Spiders are a pest that no one likes to have around the home. There are a lot of common household spiders that are harmless, but there are two spiders in Oklahoma that can be Dangerous to you and your home.
In Oklahoma, the two most dangerous spiders are the Brown Recluse and the Black Widow. Both are venomous and if bitten, you should seek medical attention immediately.
BROWN RECLUSE SPIDER
The Brown Recluse is also called the Fiddleback spider because of the violin shaped marking behind the three pairs of eyes. It lives up to it’s name as being brown or tan in color and prefers to dwell in out of the way places. It has long, thin legs and an adult is only a half an inch in length.
In the summer-time, eggs hatch in about a month’s time with more than 40 spiderlings. If the weather has been mild, there will be plenty of spiders that can reproduce as well as plenty of bugs for them to eat. They can go without food or water for long periods of time, and can live up to 5 years, reproducing every year.
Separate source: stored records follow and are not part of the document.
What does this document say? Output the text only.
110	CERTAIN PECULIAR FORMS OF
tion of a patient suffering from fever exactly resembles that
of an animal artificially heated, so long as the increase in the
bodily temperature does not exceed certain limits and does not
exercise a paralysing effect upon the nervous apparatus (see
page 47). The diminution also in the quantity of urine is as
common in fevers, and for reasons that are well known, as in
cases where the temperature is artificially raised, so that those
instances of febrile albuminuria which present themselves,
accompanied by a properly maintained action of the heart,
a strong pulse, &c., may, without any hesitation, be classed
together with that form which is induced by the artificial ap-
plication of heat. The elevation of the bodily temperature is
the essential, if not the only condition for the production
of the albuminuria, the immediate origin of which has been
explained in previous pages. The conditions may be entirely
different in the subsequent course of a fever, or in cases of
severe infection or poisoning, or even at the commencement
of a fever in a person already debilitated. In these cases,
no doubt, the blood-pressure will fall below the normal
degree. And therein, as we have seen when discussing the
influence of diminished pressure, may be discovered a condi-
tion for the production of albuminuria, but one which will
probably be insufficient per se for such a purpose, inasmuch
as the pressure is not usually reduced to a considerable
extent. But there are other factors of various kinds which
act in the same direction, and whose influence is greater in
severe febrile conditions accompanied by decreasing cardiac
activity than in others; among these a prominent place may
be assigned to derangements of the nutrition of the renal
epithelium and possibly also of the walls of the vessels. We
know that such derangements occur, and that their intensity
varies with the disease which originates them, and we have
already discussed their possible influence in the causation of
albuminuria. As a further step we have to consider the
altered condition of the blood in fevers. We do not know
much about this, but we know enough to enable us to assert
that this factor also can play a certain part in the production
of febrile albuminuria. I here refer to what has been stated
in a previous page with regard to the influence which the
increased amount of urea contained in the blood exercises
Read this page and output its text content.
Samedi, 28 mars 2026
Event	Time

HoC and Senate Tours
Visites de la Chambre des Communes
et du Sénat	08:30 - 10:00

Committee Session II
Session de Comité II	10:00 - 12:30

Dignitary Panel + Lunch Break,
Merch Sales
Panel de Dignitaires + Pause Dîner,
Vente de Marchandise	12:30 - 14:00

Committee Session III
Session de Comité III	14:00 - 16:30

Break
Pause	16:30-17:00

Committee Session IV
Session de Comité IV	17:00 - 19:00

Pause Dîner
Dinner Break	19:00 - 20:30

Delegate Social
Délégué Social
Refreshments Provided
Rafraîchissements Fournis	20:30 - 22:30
The Brown Recluse hunts at night and sleeps during the day. They can be found hiding in closets, shoes, under couches & chairs, bathrooms, old clothes, boxes, basements, garages, & attics. They are reluctant to bite, but when provoked – even unwittingly, like by putting on an article of clothing that they are in – they will defend themselves. Depending on where and how the bite happened, some people may not even know they’re bitten until hours later. Most bites will cause intense pain and hours later a puss-filled blister usually emerges from the skin. The venom will kill the skin around the bite up to a half-dollar in size, and it will become red and swollen. Fever may occur and the infected skin may deteriorate exposing muscle. There is no specific anti-venom, but physicians can combat the venom with steroids.
BLACK WIDOW SPIDER
The black widow spider is considered the most venomous spider in North America. The venom of the female black widow spider is 15 times as toxic as the venom of the prairie rattlesnake. Only the adult female black widow is dangerous to humans.
Female black widow spiders are about .5 inch long, to about 1.5 inches long when the legs are spread. Males are about half the female’s size, with smaller bodies and longer legs. Male black widows frequently have yellow and red bands and spots over their backs, as do both sexes of black widows in their immature stages. Juveniles of both sexes resemble the male and are harmless to humans.
Black widow spider webs are commonly found near ground level inside storage sheds or in small holes and crevices around building foundations and outdoor furniture. Inside, webs may be found in crawl spaces and basements.
Black Widow spiders are non-aggressive, but will bite if they feel threatened. Bites usually occur by accident. Bites are rarely fatal, but can cause serious pain and complications. Within seconds of being bitten by a Black Widow, you’ll feel pain and throbbing at the bite site. The area around your wound will begin to swell, and you may experience muscle contractions. If your diaphragm is affected, breathing becomes labored. Your heart can begin to race. You may become nauseous and sweat or have chills.